= SAERT =

Organization that constructed micro-dams in Ethiopia

Sustainable Agriculture and Environmental Rehabilitation in Tigray (SAERT) was a parastatal organisation in the Tigray Region of Ethiopia. It was established in 1995 for "policymaking, design and construction of dams and canals, and the maintenance of dams and water distribution systems". SAERT was funded jointly by the United Nations Development Programme, United Nations Economic Commission for Africa and Food and Agriculture Organization of the United Nations, with the Regional Government of Tigray sharing project financing in kind.

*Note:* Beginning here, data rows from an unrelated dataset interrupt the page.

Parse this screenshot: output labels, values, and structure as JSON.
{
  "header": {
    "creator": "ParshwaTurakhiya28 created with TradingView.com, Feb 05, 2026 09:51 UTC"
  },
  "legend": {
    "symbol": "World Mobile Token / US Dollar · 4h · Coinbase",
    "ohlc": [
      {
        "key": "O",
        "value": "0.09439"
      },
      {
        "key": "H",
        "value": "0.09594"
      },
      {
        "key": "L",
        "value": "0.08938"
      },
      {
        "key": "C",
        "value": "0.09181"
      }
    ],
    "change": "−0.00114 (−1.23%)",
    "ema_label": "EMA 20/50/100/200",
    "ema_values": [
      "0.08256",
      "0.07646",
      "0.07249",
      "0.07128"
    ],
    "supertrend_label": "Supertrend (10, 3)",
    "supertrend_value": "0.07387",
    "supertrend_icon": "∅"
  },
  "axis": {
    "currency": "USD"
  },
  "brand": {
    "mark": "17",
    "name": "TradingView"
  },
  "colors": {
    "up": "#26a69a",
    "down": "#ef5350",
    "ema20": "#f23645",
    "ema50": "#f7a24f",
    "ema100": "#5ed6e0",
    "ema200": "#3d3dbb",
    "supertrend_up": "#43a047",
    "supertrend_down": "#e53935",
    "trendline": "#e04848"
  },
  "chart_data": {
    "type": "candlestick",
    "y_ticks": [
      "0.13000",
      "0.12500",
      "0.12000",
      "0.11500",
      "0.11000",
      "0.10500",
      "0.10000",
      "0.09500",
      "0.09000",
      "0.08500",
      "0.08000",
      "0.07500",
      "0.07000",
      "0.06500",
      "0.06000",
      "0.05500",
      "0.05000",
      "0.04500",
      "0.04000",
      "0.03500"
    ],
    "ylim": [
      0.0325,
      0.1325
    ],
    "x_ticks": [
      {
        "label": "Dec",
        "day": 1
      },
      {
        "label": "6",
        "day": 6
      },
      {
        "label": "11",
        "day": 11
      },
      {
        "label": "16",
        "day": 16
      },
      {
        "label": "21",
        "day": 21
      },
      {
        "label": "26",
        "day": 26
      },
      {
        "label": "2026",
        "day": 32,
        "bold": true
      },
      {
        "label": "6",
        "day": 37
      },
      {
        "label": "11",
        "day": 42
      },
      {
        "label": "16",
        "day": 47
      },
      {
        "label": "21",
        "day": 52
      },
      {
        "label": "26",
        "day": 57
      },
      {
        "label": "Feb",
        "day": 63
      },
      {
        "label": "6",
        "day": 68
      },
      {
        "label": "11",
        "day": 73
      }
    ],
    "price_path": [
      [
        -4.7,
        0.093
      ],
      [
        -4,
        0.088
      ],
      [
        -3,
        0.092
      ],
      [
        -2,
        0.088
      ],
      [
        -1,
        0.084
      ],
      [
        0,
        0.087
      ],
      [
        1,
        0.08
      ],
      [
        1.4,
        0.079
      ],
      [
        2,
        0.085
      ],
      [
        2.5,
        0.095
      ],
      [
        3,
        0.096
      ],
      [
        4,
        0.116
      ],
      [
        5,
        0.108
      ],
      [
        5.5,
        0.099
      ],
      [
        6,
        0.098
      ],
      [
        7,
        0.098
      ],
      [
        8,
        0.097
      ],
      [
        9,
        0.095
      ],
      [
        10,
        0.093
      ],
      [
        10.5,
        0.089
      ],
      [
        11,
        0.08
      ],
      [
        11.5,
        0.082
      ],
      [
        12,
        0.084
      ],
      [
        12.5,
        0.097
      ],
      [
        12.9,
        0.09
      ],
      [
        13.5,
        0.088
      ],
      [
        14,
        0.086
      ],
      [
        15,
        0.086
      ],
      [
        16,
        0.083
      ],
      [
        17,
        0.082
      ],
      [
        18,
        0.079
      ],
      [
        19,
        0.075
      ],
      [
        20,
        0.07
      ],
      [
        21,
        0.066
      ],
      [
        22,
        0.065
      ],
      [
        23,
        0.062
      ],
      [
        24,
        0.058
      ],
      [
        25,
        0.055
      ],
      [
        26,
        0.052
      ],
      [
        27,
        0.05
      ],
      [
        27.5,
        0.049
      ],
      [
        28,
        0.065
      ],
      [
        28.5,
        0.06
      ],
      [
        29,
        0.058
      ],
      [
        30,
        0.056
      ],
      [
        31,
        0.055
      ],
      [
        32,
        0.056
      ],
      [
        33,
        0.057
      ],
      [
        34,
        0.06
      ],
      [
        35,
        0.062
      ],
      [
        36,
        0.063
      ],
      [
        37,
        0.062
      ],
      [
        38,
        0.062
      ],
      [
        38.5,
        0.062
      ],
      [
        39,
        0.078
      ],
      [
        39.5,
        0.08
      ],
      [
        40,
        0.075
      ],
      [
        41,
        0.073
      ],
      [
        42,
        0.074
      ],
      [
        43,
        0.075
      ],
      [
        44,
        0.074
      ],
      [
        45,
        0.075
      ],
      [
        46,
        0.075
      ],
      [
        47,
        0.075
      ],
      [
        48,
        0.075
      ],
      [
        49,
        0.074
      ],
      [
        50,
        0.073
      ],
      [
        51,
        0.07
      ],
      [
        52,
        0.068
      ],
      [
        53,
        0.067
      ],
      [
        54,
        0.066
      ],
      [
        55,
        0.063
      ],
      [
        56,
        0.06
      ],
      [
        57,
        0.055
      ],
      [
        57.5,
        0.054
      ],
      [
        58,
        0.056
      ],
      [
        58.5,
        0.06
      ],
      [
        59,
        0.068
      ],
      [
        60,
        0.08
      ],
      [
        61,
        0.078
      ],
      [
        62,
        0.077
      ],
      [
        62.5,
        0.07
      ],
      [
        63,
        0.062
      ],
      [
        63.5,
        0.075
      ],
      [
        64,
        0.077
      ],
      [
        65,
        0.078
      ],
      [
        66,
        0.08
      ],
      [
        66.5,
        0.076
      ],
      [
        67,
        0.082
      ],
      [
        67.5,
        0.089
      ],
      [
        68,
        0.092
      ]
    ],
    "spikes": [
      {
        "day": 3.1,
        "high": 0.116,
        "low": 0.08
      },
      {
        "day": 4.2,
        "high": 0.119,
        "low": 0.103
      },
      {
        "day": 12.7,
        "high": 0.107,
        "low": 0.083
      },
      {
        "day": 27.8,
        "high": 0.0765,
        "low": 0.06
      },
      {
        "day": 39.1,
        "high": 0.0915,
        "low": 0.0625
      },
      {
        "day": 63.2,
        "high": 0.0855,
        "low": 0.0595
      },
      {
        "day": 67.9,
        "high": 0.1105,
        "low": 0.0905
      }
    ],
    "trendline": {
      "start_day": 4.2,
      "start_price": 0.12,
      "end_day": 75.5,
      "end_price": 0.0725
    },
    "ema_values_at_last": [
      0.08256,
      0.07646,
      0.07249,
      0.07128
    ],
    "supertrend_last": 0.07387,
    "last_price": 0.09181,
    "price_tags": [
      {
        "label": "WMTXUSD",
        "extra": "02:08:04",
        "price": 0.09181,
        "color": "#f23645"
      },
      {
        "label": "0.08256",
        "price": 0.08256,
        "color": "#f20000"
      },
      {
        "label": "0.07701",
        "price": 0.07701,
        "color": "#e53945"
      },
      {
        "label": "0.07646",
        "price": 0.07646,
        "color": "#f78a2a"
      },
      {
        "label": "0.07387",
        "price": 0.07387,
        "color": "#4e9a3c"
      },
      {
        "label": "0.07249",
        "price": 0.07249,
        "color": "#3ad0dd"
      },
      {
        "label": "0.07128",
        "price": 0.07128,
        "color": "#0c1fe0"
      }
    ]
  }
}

It started as a project but it was later established as a commission (co-SAERT). The first project manager was Leul Kahsay who later became deputy commissioner. Abay Tsehaye was the first commissioner appointed by the Regional government.

Initially, SAERT planned on small-scale irrigation projects in the Region through constructions of 500 earthen micro-dams in ten years. In the first year construction work started at four sites: Gum Selasa dam near Adi Gudem, Korir dam near Wukro, Dura dam near Aksum and Meskebet dam near Adi Daero. After evaluating the resources required for the construction of each dam and realizing that the goal was too large, the plan was changed to concentrate on drought-prone districts of Atsbi Wenberta, Enderta, Hintalo Wajirat and Saharti Samre. By 2003, SAERT had only constructed 54 dams. Due to several factors, many of the ponds and reservoirs became inoperable; those that remain suffer from heavy siltation and seepage.

In the Ilala and Kalamino Basins, SAERT constructed dams at Hashenge, Mai Serakit, Da Zeb'oy, Arato, Gereb Shegal, Sewhi Meda, Era Quhila, Gereb Awso and Addi Hilo. Also constructed was Addi Akhor, Addi Qenafiz, Gereb Segen (Hintalo) and Ginda'i.

Other earthen dams and reservoirs constructed by SAERT include Addi Amharay, Addi Gela, Addi Shihu, Betqua, Dur Anbesa, Era (reservoir), Filiglig, Gereb Awso, Gereb Bi'ati, Gereb Mihiz, Imbagedo and Inda Zib'i.